On 07.12.2015 14:51, Daniel P. Berrange wrote:
On Mon, Dec 07, 2015 at 02:46:59PM +0100, Michal Privoznik wrote:
> Dear list,
>
> I'd like to hear your opinion on the following bug:
>
>
https://bugzilla.redhat.com/show_bug.cgi?id=1282859
>
> Long story short, Imagine the following scenario:
>
> 1. Create 4GB file full of zeroes
> 2. virsh vol-download it
>
> What happens is that all those 4GB are transferred byte after byte
> through our RPC system. Not only this puts needles pressure on our event
> loop, it's suboptimal for network and other resources too.
>
> I'd like to explore our options here keeping in mind that the original
> volume might have been sparse and we ought to keep it sparse on the
> destination too.
>
> In the bug the reporter (Matthew Booth) suggests introducing new type of
> RPC message that will let us keep our APIs unchanged. The source will
> scan the file for windows of zeroes bigger than some value. When found
> the new type of message is passed to client without need to copy those
> zeroes. Yes, this is very similar to RLE.
>
> If we are going that way, should we enable users to put a compression
> program in between read()/write() and our RPC? Well, should we let users
> to choose what compression program we will put there? Because there are
> better compression algorithms than RLE.

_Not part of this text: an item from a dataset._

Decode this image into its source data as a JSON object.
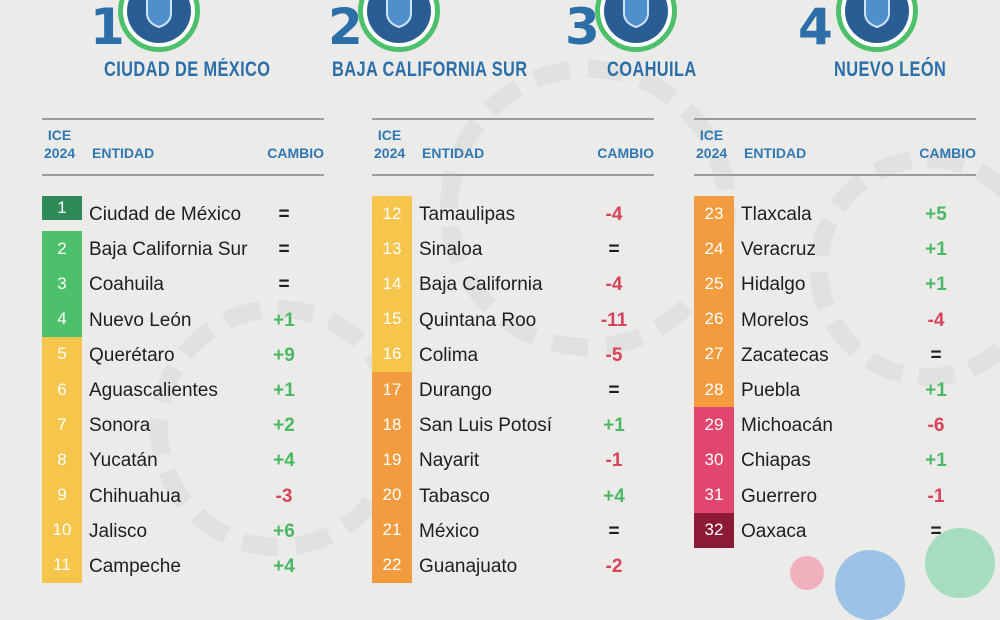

It only looks like compression if you're solely looking at the network
data transfer. A keep feature of sparse support is that we preserve
the sparseness on both sides.
ie, if I have a sparse raw file locally, and vol-upload it, it should
remain a sparse file on the server. Likewise vol-downloading a sparse
file should let me create a sparse file locally. For this reason the
RPC program must explicitly represent data holes, and not merely
consider them a type of compression algorithm, as that would not let
us preserve the holes on both ends of the stream.
Right. But how could we apply both our RLE algorithm and an external
program on the same stream? Should we multiplex and send holes to the
other side as they are and run the rest through the external compression
program? Otherwise I don't see how we could preserve sparseness.
Michal